Ishaq, who is married with children, said his past was equally full of woes and disappointments, noting the discrimination usually starts from the early stage of life, at the family level. “I am about the only person that went to school from primary to post graduate level without a single-family support. I did everything on my initiative, assistance of spirited individuals in the society and by the mercy of God,” he said.
“In my family, I am the most challenged and neglected child, but today, I am the most educated in the family. My father would say, ‘you that is physically challenged, you cannot go to school.’”
“It’s so bad to the extent that one day, my cousin said that I should not be counted among the children of my mother because I am useless and have nothing to offer the family, simply because I am physically challenged,” he recounted.
Through the assistance of some prominent Nigerians, Imam said he completed his primary and secondary schools and proceeded to the Ahmadu Bello University Zaria where he obtained a diploma in Mass Communication. He later obtained his first degree from the Prince Abubakar Audu University Anyigba and later Masters degree from the Bayero University Kano in same Mass communication to fulfil his long-time desire to be a journalist.
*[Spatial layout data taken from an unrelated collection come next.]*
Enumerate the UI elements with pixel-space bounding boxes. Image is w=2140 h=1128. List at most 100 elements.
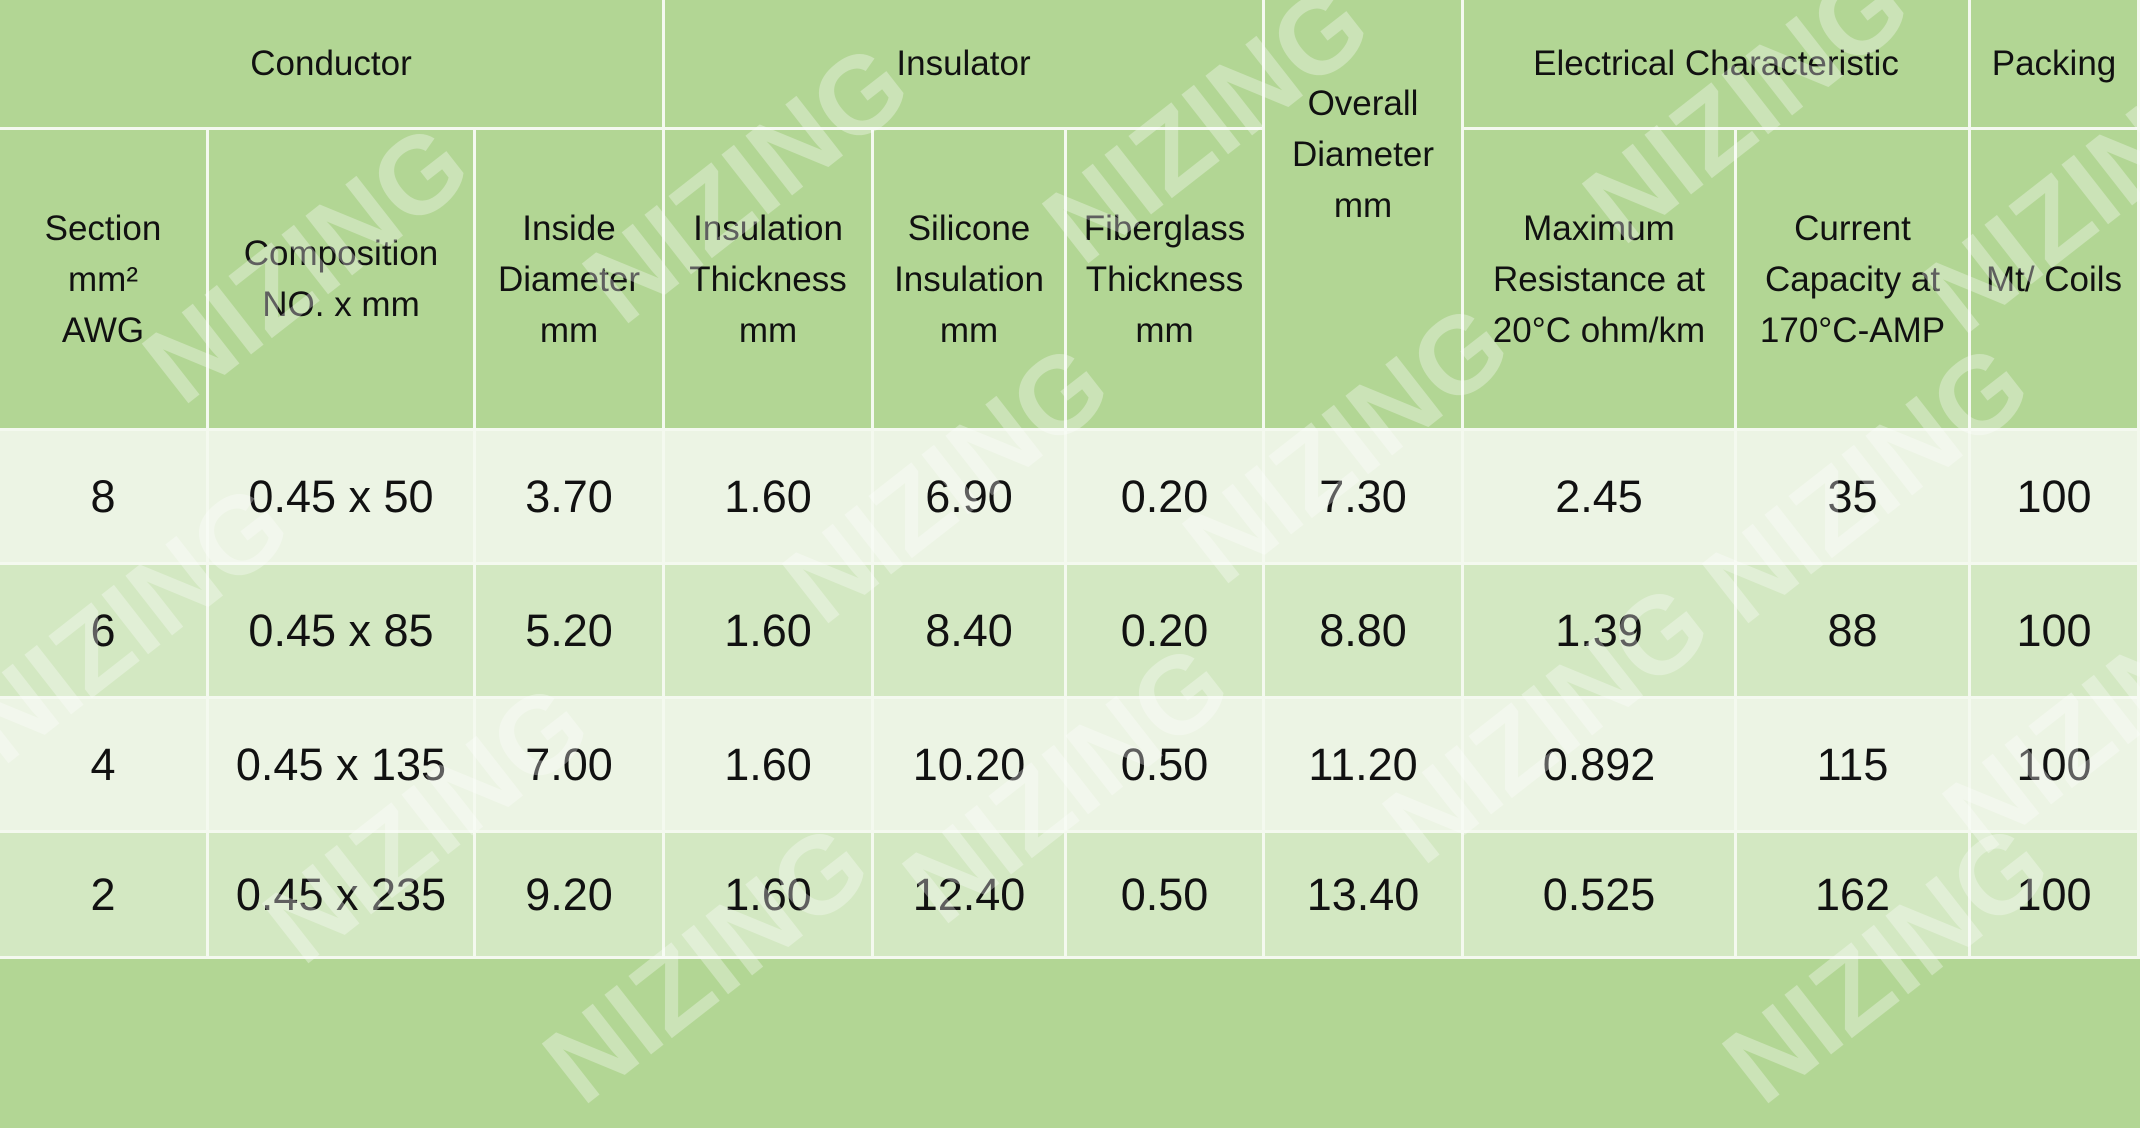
cell-text: 1.60 (724, 738, 812, 790)
column-header-line: Current (1794, 208, 1911, 248)
column-header-line: Diameter (1292, 134, 1434, 174)
cell-text: 0.50 (1120, 738, 1209, 790)
group-header-text: Insulator (896, 44, 1031, 83)
table-cell: 1.60 (665, 565, 874, 699)
table-cell: 1.39 (1464, 565, 1737, 699)
cell-text: 0.45 x 235 (235, 868, 447, 920)
cell-text: 13.40 (1306, 868, 1420, 920)
cell-text: 8.40 (925, 604, 1013, 656)
cell-text: 1.39 (1555, 604, 1643, 656)
column-header-line: AWG (61, 310, 145, 350)
group-header: Conductor (0, 0, 665, 130)
column-header-line: mm (738, 310, 798, 350)
table-cell: 2 (0, 833, 209, 959)
table-cell: 88 (1737, 565, 1971, 699)
table-cell: 5.20 (476, 565, 665, 699)
cell-text: 6 (90, 604, 116, 656)
cell-text: 4 (90, 738, 116, 790)
cell-text: 7.00 (525, 738, 613, 790)
table-cell: 2.45 (1464, 431, 1737, 565)
column-header: Composition NO. x mm (209, 130, 476, 431)
table-cell: 0.45 x 235 (209, 833, 476, 959)
column-header-line: NO. x mm (262, 285, 420, 324)
cell-text: 1.60 (724, 868, 812, 920)
table-cell: 0.892 (1464, 699, 1737, 833)
column-header-line: Capacity at (1764, 259, 1941, 299)
table-cell: 162 (1737, 833, 1971, 959)
table-cell: 6 (0, 565, 209, 699)
cell-text: 0.45 x 135 (235, 738, 447, 790)
column-header-line: Diameter (498, 259, 640, 299)
column-header-line: Fiberglass (1083, 208, 1246, 248)
column-header-line: mm² (68, 259, 138, 299)
column-header: Silicone Insulation mm (874, 130, 1067, 431)
table-cell: 12.40 (874, 833, 1067, 959)
column-header-line: Maximum (1523, 208, 1675, 248)
cell-text: 6.90 (925, 470, 1013, 522)
cell-text: 9.20 (525, 868, 613, 920)
table-cell: 1.60 (665, 833, 874, 959)
column-header-line: Insulation (894, 259, 1044, 299)
column-header: Inside Diameter mm (476, 130, 665, 431)
cell-text: 88 (1827, 604, 1878, 656)
table-cell: 100 (1971, 565, 2140, 699)
column-header-line: Inside (522, 208, 616, 248)
cell-text: 100 (2016, 738, 2092, 790)
table-cell: 0.20 (1067, 565, 1265, 699)
table-cell: 0.525 (1464, 833, 1737, 959)
column-header-line: mm (939, 310, 999, 350)
table-cell: 8 (0, 431, 209, 565)
table-cell: 0.45 x 85 (209, 565, 476, 699)
column-header-line: mm (539, 310, 599, 350)
cell-text: 100 (2016, 868, 2092, 920)
group-header-text: Packing (1991, 44, 2117, 83)
column-header-line: Resistance at (1492, 259, 1706, 299)
cell-text: 0.892 (1542, 738, 1656, 790)
cell-text: 2.45 (1555, 470, 1643, 522)
column-header: Maximum Resistance at 20°C ohm/km (1464, 130, 1737, 431)
table-cell: 100 (1971, 699, 2140, 833)
cell-text: 8.80 (1319, 604, 1407, 656)
table-cell: 8.80 (1265, 565, 1464, 699)
cell-text: 8 (90, 470, 116, 522)
table-cell: 115 (1737, 699, 1971, 833)
table-cell: 0.50 (1067, 699, 1265, 833)
table-cell: 7.00 (476, 699, 665, 833)
table-cell: 6.90 (874, 431, 1067, 565)
group-header-text: Conductor (250, 44, 412, 83)
column-header: Overall Diameter mm (1265, 0, 1464, 431)
column-header-line: 170°C-AMP (1759, 310, 1946, 350)
column-header-line: Overall (1307, 83, 1419, 123)
table-cell: 0.45 x 135 (209, 699, 476, 833)
table-cell: 3.70 (476, 431, 665, 565)
cell-text: 1.60 (724, 604, 812, 656)
column-header: Fiberglass Thickness mm (1067, 130, 1265, 431)
table-cell: 0.50 (1067, 833, 1265, 959)
cell-text: 2 (90, 868, 116, 920)
cell-text: 0.50 (1120, 868, 1209, 920)
table-cell: 9.20 (476, 833, 665, 959)
table-cell: 13.40 (1265, 833, 1464, 959)
group-header: Insulator (665, 0, 1265, 130)
table-cell: 0.20 (1067, 431, 1265, 565)
column-header: Insulation Thickness mm (665, 130, 874, 431)
column-header-line: Mt/ Coils (1985, 259, 2123, 299)
table-cell: 100 (1971, 833, 2140, 959)
column-header-line: 20°C ohm/km (1492, 310, 1706, 350)
column-header-line: Composition (243, 234, 439, 273)
table-cell: 35 (1737, 431, 1971, 565)
table-cell: 8.40 (874, 565, 1067, 699)
table-cell: 4 (0, 699, 209, 833)
cell-text: 5.20 (525, 604, 613, 656)
column-header-line: Silicone (907, 208, 1031, 248)
cell-text: 35 (1827, 470, 1878, 522)
group-header-text: Electrical Characteristic (1533, 44, 1899, 83)
group-header: Packing (1971, 0, 2140, 130)
column-header-line: Section (44, 208, 162, 248)
table-cell: 1.60 (665, 431, 874, 565)
group-header: Electrical Characteristic (1464, 0, 1971, 130)
cell-text: 100 (2016, 470, 2092, 522)
table-cell: 1.60 (665, 699, 874, 833)
cell-text: 10.20 (912, 738, 1026, 790)
column-header: Current Capacity at 170°C-AMP (1737, 130, 1971, 431)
Imam, who sometimes reports for foreign media, said “as God would have it, to prove a point that nobody should be looked down on earth, when the crisis of Bassa Kwomu and Igbira Mozum first broke out two years ago, I sheltered some members of my family, including those who never believed in me,” he said. He said Nigerians need to realise that people living with disability have a lot to offer in competitive society and urged others with disability to acquire skills at all cost to compete favourably in today’s society.
Equally, Adeniyi Bada, a journalist whose life turned upside down at twilight of his life when he suddenly lost his sight due to glaucoma, now runs a foundation that cares for the needy in the society. He said his predicament started in 2014 when he noticed a sharp decline in his vision and was later diagnosed with glaucoma. Bada said all efforts to save his sights proved abortive as he was told that his eye pressure was very high and needed to be brought down to guarantee a possible surgery. “Unfortunately, the more I applied the recommended drugs, the faster my vision declined,” he said, adding that, “I have decided to use my foundation to give hope to the hopeless, to make them see and maximize inherent opportunities in their disabilities and to rekindle their hope for a better tomorrow.”
At the Kogi State Ministry of Women Affairs and Social Development, Director, Planning Research and Statistics, Husseini Isaac said the ministry has schemes like vocational training, blind welfare, visually impaired aids and appliances, many others for disabilities. He said between 2016 and 2021, the ministry trained eight staff on mobility training and coupling of mobility aids, and wheelchairs who in turn transferred the knowledge to people with disability. The director further stated that no fewer than 20 people with disability have been employed in the State Civil Service in the last five years.
However, the Chairman, Kogi State Disability Affairs, Mr Ibrahim Daniel Arome, said many of their members have the burning desire to acquire formal education, but cannot do so because the structures of educational institutions are mostly not disability compliant. “This is because many of them find it difficult to climb stairs to receive lectures or move from one class to another with ease,” he said.
He advised people with disabilities to strive hard, no matter the odds, to learn skills.